Question

`(sec a+1)=tana(2+√3)` 0<=a<=2π??

Answer 1

`(sec a+1)=tana(2+√3)`

`=>(seca+1)xxcosa=cosaxxtana(2+√3)`

`=>(cosa+1)=sina(2+√3)`

`=>(2+√3)2sin(a/2)cos(a/2)=2cos^2(a/2)`

`=>[(2+√3)sin(a/2)-cos(a/2)]2cos(a/2)=0`

So `cos (a/2)=0=cos(pi/2)`

`=>a/2=pi/2`

`=>a=pi`

Again
`[(2+√3)sin(a/2)-cos(a/2)]=0`

`=>(2+√3)sin(a/2)=cos(a/2)]`

`=>sin(a/2)/cos(a/2)=1/(2+√3)`

`=>tan(a/2)=2-sqrt3=tan(pi/12)` `color(red)"see note below"`

`=>a/2=pi/12`

`=>a=pi/6`

Alternative method

`(sec a+1)=tana(2+√3)`

`=>(sec a+1)-tana(2+√3)=0`

`=>(sqrt(sec a+1))^2-(sqrt(sec^2a-1))(2+√3)=0`

`=>(sqrt(sec a+1))[sqrt(seca+1)-(sqrt(seca-1))(2+√3)]=0`

So `sqrt(sec a+1)=0`

`=>sec a=-1`

`=>cosa=-1=cospi`

When `0<= a <= 2pi`
`a=pi`

Again

`sqrt(seca+1)-(sqrt(seca-1))(2+√3)=0`

`=>sqrt((seca+1)/(seca-1))=(2+√3)`

`=>sqrt((1+cosa)/(1-cosa))=(2+√3)`

`=>sqrt((2cos^2(a/2))/(2sin^2(a/2)))=(2+√3)`

`=>tan(a/2)=1/(2+sqrt3)=2-sqrt3=tan(pi/12)`

`=>a/2=pi/12`

`=>a=pi/6`

Again
`=>tan(a/2)=tan(pi/12)=tan(pi+pi/12)=tan((13pi)/12)`

then `a=(13pi)/6` being `>2pi` the solution neglected.

Note

`tan(pi/12)=tan(pi/4-pi/6)`

`=(tan(pi/4)-tan(pi/6))/(1-tan(pi/4)*tan(pi/6))`

`=(1-1/sqrt3)/(1+1*1/sqrt3)`

`=(sqrt3-1)/(sqrt3+1)`

`=(sqrt3-1)^2/((sqrt3)^2-1^2)`

`=(4-2sqrt3)/(3-1)`

`=(4-2sqrt3)/2`

`=2-sqrt3`

Answer 2

`a in {pi/6,pi} sub [0,2pi]`.

Explanation:

We have, `sec^2a-1=tana`.

`:. (seca+1)(seca-1)=tan^2a`.

Sub.ing the given value, `(seca+1)=(2+sqrt3)tana...(1)`, we get,

`(2+sqrt3)tana(seca-1)=tan^2a, or,`

`tan^2a-(2+sqrt3)tana(seca-1)=0`.

`:. tana{tana-(2+sqrt3)(seca-1)}=0`.

`:. tana=0, or, tana=(2+sqrt3)(seca-1)`.

Case 1 : `tana=0`.

`tana=0" with, "a in [0,2pi] rArr a=0,pi,2pi`.
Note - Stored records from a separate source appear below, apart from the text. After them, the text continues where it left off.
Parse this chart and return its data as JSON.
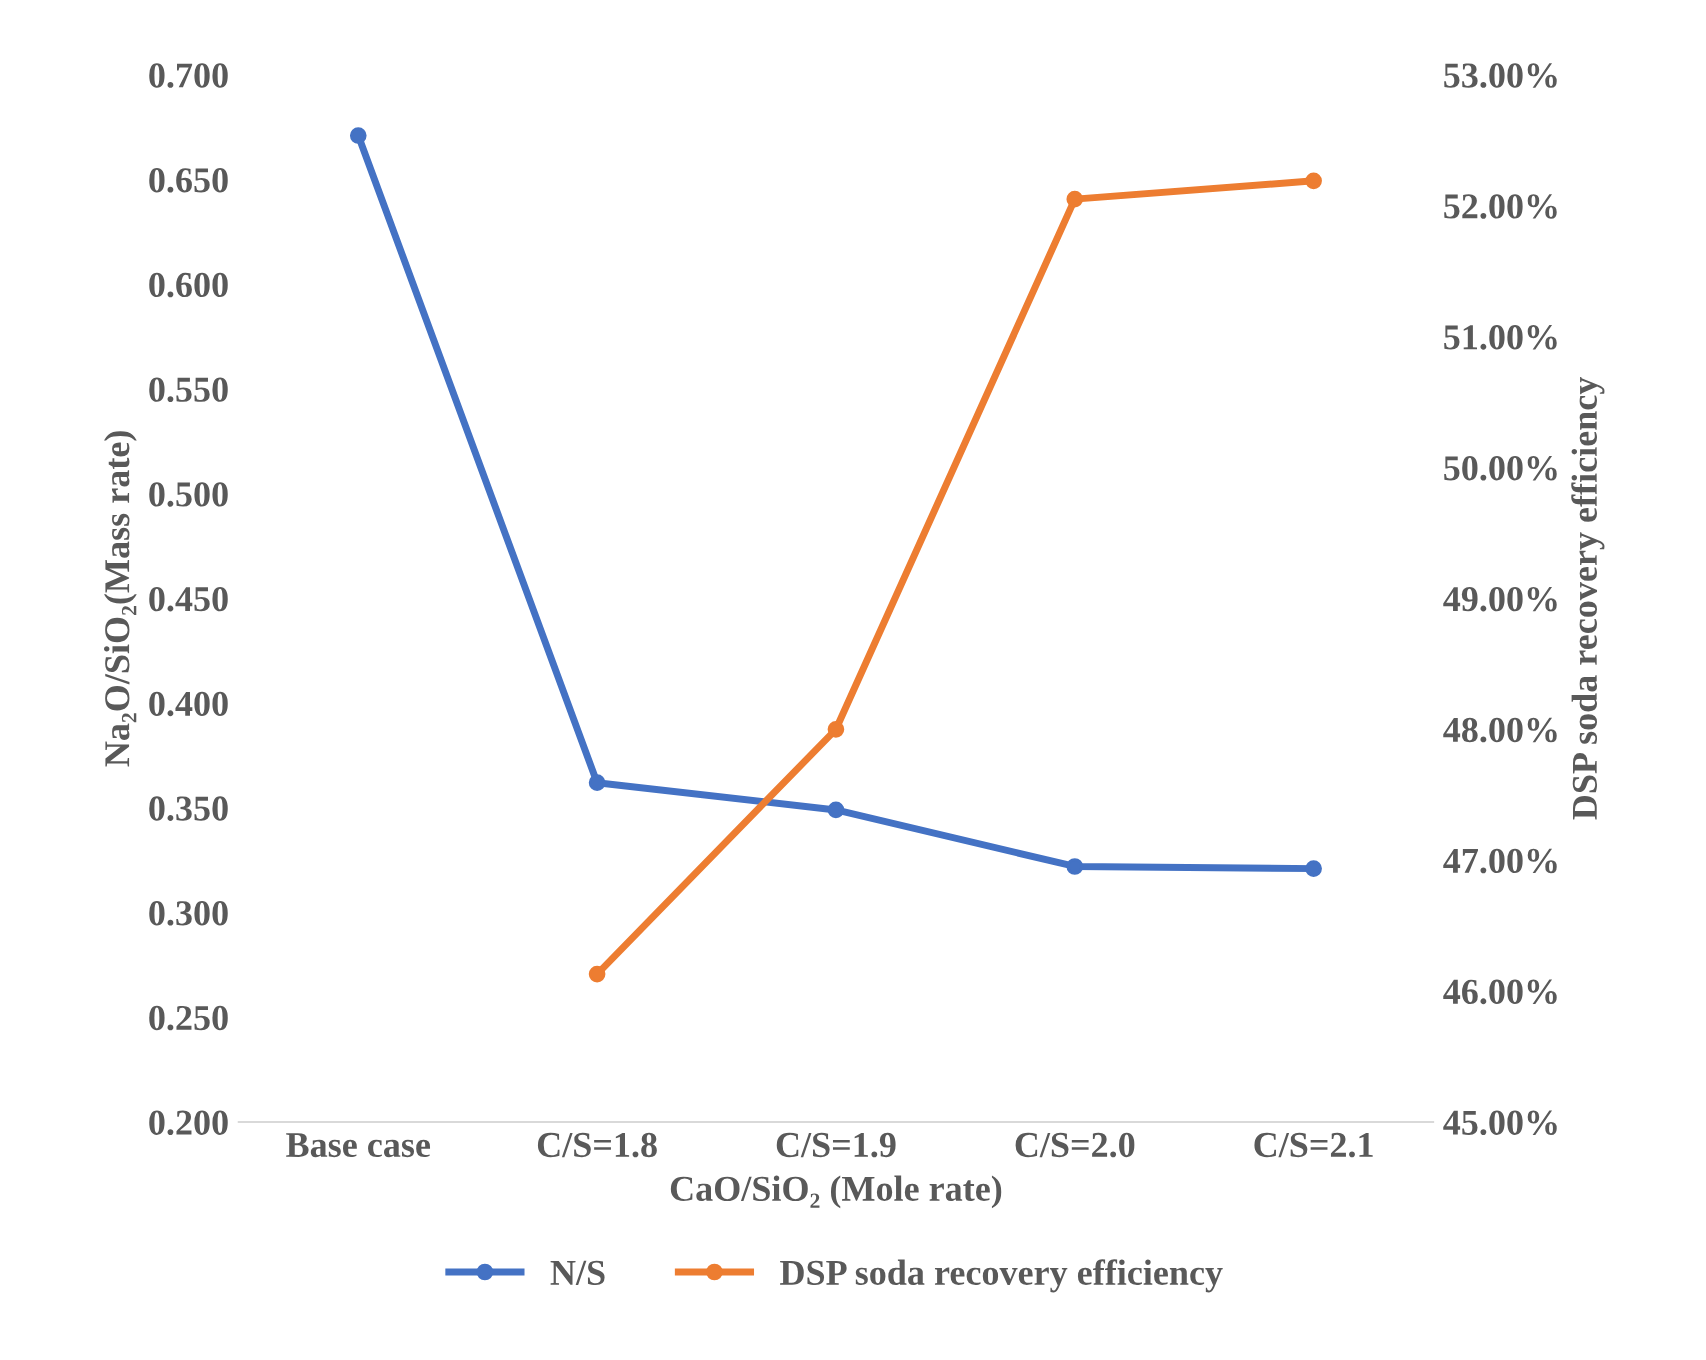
{
  "chart_data": {
    "type": "line",
    "xlabel": "CaO/SiO₂ (Mole rate)",
    "ylabel": "Na₂O/SiO₂(Mass rate)",
    "y2label": "DSP soda recovery efficiency",
    "categories": [
      "Base case",
      "C/S=1.8",
      "C/S=1.9",
      "C/S=2.0",
      "C/S=2.1"
    ],
    "series": [
      {
        "name": "N/S",
        "color": "#4472c4",
        "values": [
          0.671,
          0.362,
          0.349,
          0.322,
          0.321
        ]
      },
      {
        "name": "DSP soda recovery efficiency",
        "color": "#ed7d31",
        "axis": "y2",
        "values": [
          null,
          46.13,
          48.0,
          52.05,
          52.19
        ]
      }
    ],
    "ylim": [
      0.2,
      0.7
    ],
    "yticks": [
      {
        "value": 0.2,
        "label": "0.200"
      },
      {
        "value": 0.25,
        "label": "0.250"
      },
      {
        "value": 0.3,
        "label": "0.300"
      },
      {
        "value": 0.35,
        "label": "0.350"
      },
      {
        "value": 0.4,
        "label": "0.400"
      },
      {
        "value": 0.45,
        "label": "0.450"
      },
      {
        "value": 0.5,
        "label": "0.500"
      },
      {
        "value": 0.55,
        "label": "0.550"
      },
      {
        "value": 0.6,
        "label": "0.600"
      },
      {
        "value": 0.65,
        "label": "0.650"
      },
      {
        "value": 0.7,
        "label": "0.700"
      }
    ],
    "y2lim": [
      45,
      53
    ],
    "y2ticks": [
      {
        "value": 45,
        "label": "45.00%"
      },
      {
        "value": 46,
        "label": "46.00%"
      },
      {
        "value": 47,
        "label": "47.00%"
      },
      {
        "value": 48,
        "label": "48.00%"
      },
      {
        "value": 49,
        "label": "49.00%"
      },
      {
        "value": 50,
        "label": "50.00%"
      },
      {
        "value": 51,
        "label": "51.00%"
      },
      {
        "value": 52,
        "label": "52.00%"
      },
      {
        "value": 53,
        "label": "53.00%"
      }
    ],
    "grid": false,
    "legend": "bottom",
    "marker": "circle",
    "line_style": "solid"
  }
}
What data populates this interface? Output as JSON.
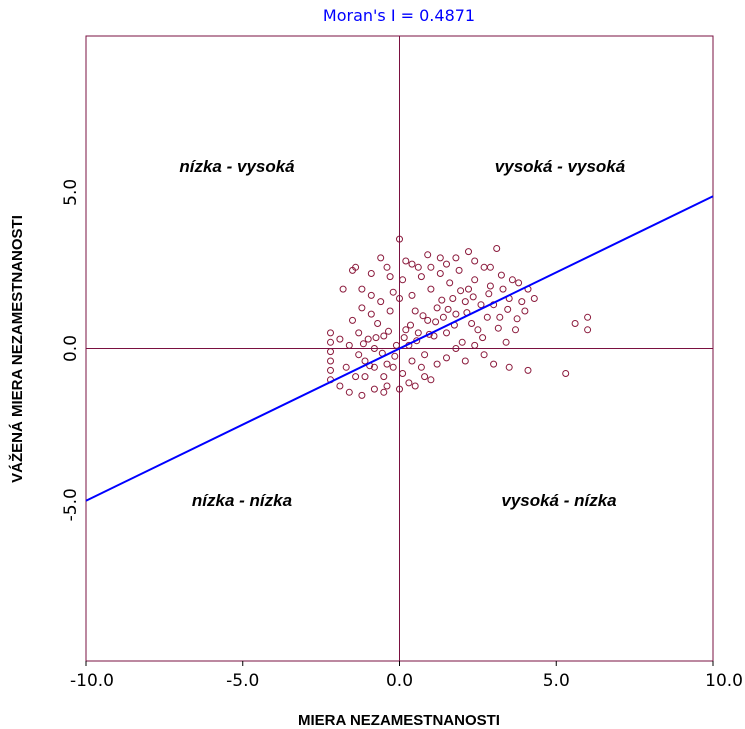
{
  "colors": {
    "frame": "#7a1040",
    "points": "#8b1a3c",
    "regression": "#0000ff",
    "subtitle": "#0000ff"
  },
  "chart_data": {
    "type": "scatter",
    "title": "",
    "subtitle": "Moran's I = 0.4871",
    "xlabel": "MIERA NEZAMESTNANOSTI",
    "ylabel": "VÁŽENÁ MIERA NEZAMESTNANOSTI",
    "xlim": [
      -10,
      10
    ],
    "ylim": [
      -10,
      10
    ],
    "xticks": [
      -10,
      -5,
      0,
      5,
      10
    ],
    "xtick_labels": [
      "-10.0",
      "-5.0",
      "0.0",
      "5.0",
      "10.0"
    ],
    "yticks": [
      -5,
      0,
      5
    ],
    "ytick_labels": [
      "-5.0",
      "0.0",
      "5.0"
    ],
    "reference_lines": {
      "x": 0,
      "y": 0
    },
    "regression_line": {
      "slope": 0.4871,
      "intercept": 0
    },
    "quadrant_labels": {
      "top_left": "nízka - vysoká",
      "top_right": "vysoká - vysoká",
      "bottom_left": "nízka - nízka",
      "bottom_right": "vysoká - nízka"
    },
    "series": [
      {
        "points": [
          [
            -2.2,
            0.5
          ],
          [
            -2.2,
            0.2
          ],
          [
            -2.2,
            -0.1
          ],
          [
            -2.2,
            -0.4
          ],
          [
            -2.2,
            -0.7
          ],
          [
            -2.2,
            -1.0
          ],
          [
            -1.8,
            1.9
          ],
          [
            -1.5,
            2.5
          ],
          [
            -1.4,
            2.6
          ],
          [
            -1.2,
            1.9
          ],
          [
            -0.9,
            2.4
          ],
          [
            -0.6,
            2.9
          ],
          [
            -0.3,
            2.3
          ],
          [
            0.0,
            3.5
          ],
          [
            0.4,
            2.7
          ],
          [
            0.9,
            3.0
          ],
          [
            1.3,
            2.9
          ],
          [
            1.8,
            2.9
          ],
          [
            2.2,
            3.1
          ],
          [
            2.4,
            2.8
          ],
          [
            3.1,
            3.2
          ],
          [
            2.9,
            2.6
          ],
          [
            4.1,
            1.9
          ],
          [
            4.3,
            1.6
          ],
          [
            4.0,
            1.2
          ],
          [
            3.7,
            0.6
          ],
          [
            3.4,
            0.2
          ],
          [
            3.0,
            -0.5
          ],
          [
            3.5,
            -0.6
          ],
          [
            4.1,
            -0.7
          ],
          [
            5.3,
            -0.8
          ],
          [
            6.0,
            1.0
          ],
          [
            6.0,
            0.6
          ],
          [
            5.6,
            0.8
          ],
          [
            -1.6,
            -1.4
          ],
          [
            -1.2,
            -1.5
          ],
          [
            -0.8,
            -1.3
          ],
          [
            -0.4,
            -1.2
          ],
          [
            0.3,
            -1.1
          ],
          [
            0.8,
            -0.9
          ],
          [
            -1.7,
            -0.6
          ],
          [
            -1.3,
            -0.2
          ],
          [
            -1.0,
            0.3
          ],
          [
            -0.7,
            0.8
          ],
          [
            -0.4,
            -0.5
          ],
          [
            -0.1,
            0.1
          ],
          [
            0.2,
            0.6
          ],
          [
            0.5,
            1.2
          ],
          [
            0.8,
            -0.2
          ],
          [
            1.1,
            0.4
          ],
          [
            1.4,
            1.0
          ],
          [
            1.7,
            1.6
          ],
          [
            2.0,
            0.2
          ],
          [
            2.3,
            0.8
          ],
          [
            2.6,
            1.4
          ],
          [
            2.9,
            2.0
          ],
          [
            3.2,
            1.0
          ],
          [
            3.5,
            1.6
          ],
          [
            3.8,
            2.1
          ],
          [
            -0.2,
            1.8
          ],
          [
            0.1,
            2.2
          ],
          [
            0.4,
            1.7
          ],
          [
            0.7,
            2.3
          ],
          [
            1.0,
            1.9
          ],
          [
            1.3,
            2.4
          ],
          [
            1.6,
            2.1
          ],
          [
            1.9,
            2.5
          ],
          [
            2.2,
            1.9
          ],
          [
            -1.1,
            -0.9
          ],
          [
            -0.8,
            -0.6
          ],
          [
            -0.5,
            -0.9
          ],
          [
            -0.2,
            -0.6
          ],
          [
            0.1,
            -0.8
          ],
          [
            0.4,
            -0.4
          ],
          [
            0.7,
            -0.6
          ],
          [
            -1.5,
            0.9
          ],
          [
            -1.2,
            1.3
          ],
          [
            -0.9,
            1.1
          ],
          [
            -0.6,
            1.5
          ],
          [
            -0.3,
            1.2
          ],
          [
            0.0,
            1.6
          ],
          [
            1.2,
            -0.5
          ],
          [
            1.5,
            -0.3
          ],
          [
            1.8,
            0.0
          ],
          [
            2.1,
            -0.4
          ],
          [
            2.4,
            0.1
          ],
          [
            2.7,
            -0.2
          ],
          [
            0.3,
            0.1
          ],
          [
            0.6,
            0.5
          ],
          [
            0.9,
            0.9
          ],
          [
            1.2,
            1.3
          ],
          [
            1.5,
            0.5
          ],
          [
            1.8,
            1.1
          ],
          [
            2.1,
            1.5
          ],
          [
            2.4,
            2.2
          ],
          [
            -0.5,
            0.4
          ],
          [
            -0.8,
            0.0
          ],
          [
            -1.1,
            -0.4
          ],
          [
            -1.4,
            -0.9
          ],
          [
            -1.9,
            -1.2
          ],
          [
            -1.9,
            0.3
          ],
          [
            3.3,
            1.9
          ],
          [
            3.6,
            2.2
          ],
          [
            3.9,
            1.5
          ],
          [
            3.0,
            1.4
          ],
          [
            2.7,
            2.6
          ],
          [
            2.5,
            0.6
          ],
          [
            2.8,
            1.0
          ],
          [
            0.2,
            2.8
          ],
          [
            0.6,
            2.6
          ],
          [
            1.0,
            2.6
          ],
          [
            1.5,
            2.7
          ],
          [
            -0.4,
            2.6
          ],
          [
            -0.9,
            1.7
          ],
          [
            0.0,
            -1.3
          ],
          [
            0.5,
            -1.2
          ],
          [
            -0.5,
            -1.4
          ],
          [
            1.0,
            -1.0
          ],
          [
            -1.3,
            0.5
          ],
          [
            -1.6,
            0.1
          ],
          [
            0.15,
            0.35
          ],
          [
            0.35,
            0.75
          ],
          [
            0.55,
            0.25
          ],
          [
            0.75,
            1.05
          ],
          [
            0.95,
            0.45
          ],
          [
            1.15,
            0.85
          ],
          [
            1.35,
            1.55
          ],
          [
            1.55,
            1.25
          ],
          [
            1.75,
            0.75
          ],
          [
            1.95,
            1.85
          ],
          [
            2.15,
            1.15
          ],
          [
            2.35,
            1.65
          ],
          [
            -0.15,
            -0.25
          ],
          [
            -0.35,
            0.55
          ],
          [
            -0.55,
            -0.15
          ],
          [
            -0.75,
            0.35
          ],
          [
            -0.95,
            -0.55
          ],
          [
            -1.15,
            0.15
          ],
          [
            3.15,
            0.65
          ],
          [
            3.45,
            1.25
          ],
          [
            3.75,
            0.95
          ],
          [
            2.65,
            0.35
          ],
          [
            2.85,
            1.75
          ],
          [
            3.25,
            2.35
          ]
        ]
      }
    ]
  }
}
But, `a=0 and 2pi` do not satisfy the given eqn.

`:. a=pi`.

Case 2 : `tana=(2+sqrt3)(seca-1)`.

`tana=(2+sqrt3)(seca-1) rArr seca-1=tana/(2+sqrt3)`.

`:. seca-1=(2-sqrt3)tana............(2)`.

`(1)+(2) rArr 2seca=4tana, i.e., sina=1/2`.

`sina=1/2," read with "a in [0,2pi] rArr a=pi/6, (pi-pi/6)=5pi/6`

Here again, `a=5pi/6` is extraneous.

`:. a=pi/6`.

Altogether, `a in {pi/6,pi} sub [0,2pi]`.